Description
When using model.evaluate(), the metric values displayed in the progress bar differ from the values returned by the method. There appears to be double averaging happening - the batch values are already averaged, but the progress bar shows an additional average of these averages.
Code to reproduce:
Code to reproduce:
import tensorflow as tf
import numpy as np
# Modify the model to output the same as the input
model = tf.keras.Sequential([
tf.keras.layers.Lambda(lambda x: x) # Lambda layer to pass input directly to output
])
# Compile the model with MAE as the metric
model.compile(optimizer='adam', loss='mse', metrics=['mae'])

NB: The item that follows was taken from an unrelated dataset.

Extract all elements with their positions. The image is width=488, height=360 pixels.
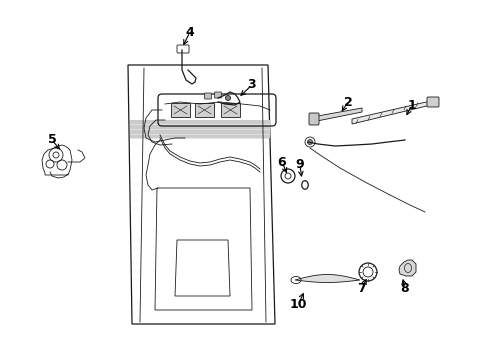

# Dummy data for evaluation
x = np.array([1, 2, 3, 4, 5, 6, 7, 8, 9, 10], dtype=float)
y = np.zeros_like(x) # Dummy target values
results = model.evaluate(x, y, verbose=1, batch_size=1)
print("Evaluation results:", results)
Output:
10/10 ━━━━━━━━━━━━━━━━━━━━ 3s 4ms/step - loss: 17.8182 - mae: 3.4545
Evaluation results: [38.5, 5.5]
Expected behavior:
The metric values shown in the progress bar should match the final returned results (or at least be clearly documented if this difference is intentional).
Issue:
Progress bar shows loss: 17.8182, MAE: 3.4545
Returned values show loss: 38.5, MAE: 5.5
The correct values should be the returned ones (38.5 and 5.5 respectively), as these match manual calculations
The progress bar seems to be averaging already-averaged batch values
Environment:
TensorFlow 2.19
Additional notes:
This discrepancy can be confusing for users who rely on the progress bar metrics during evaluation.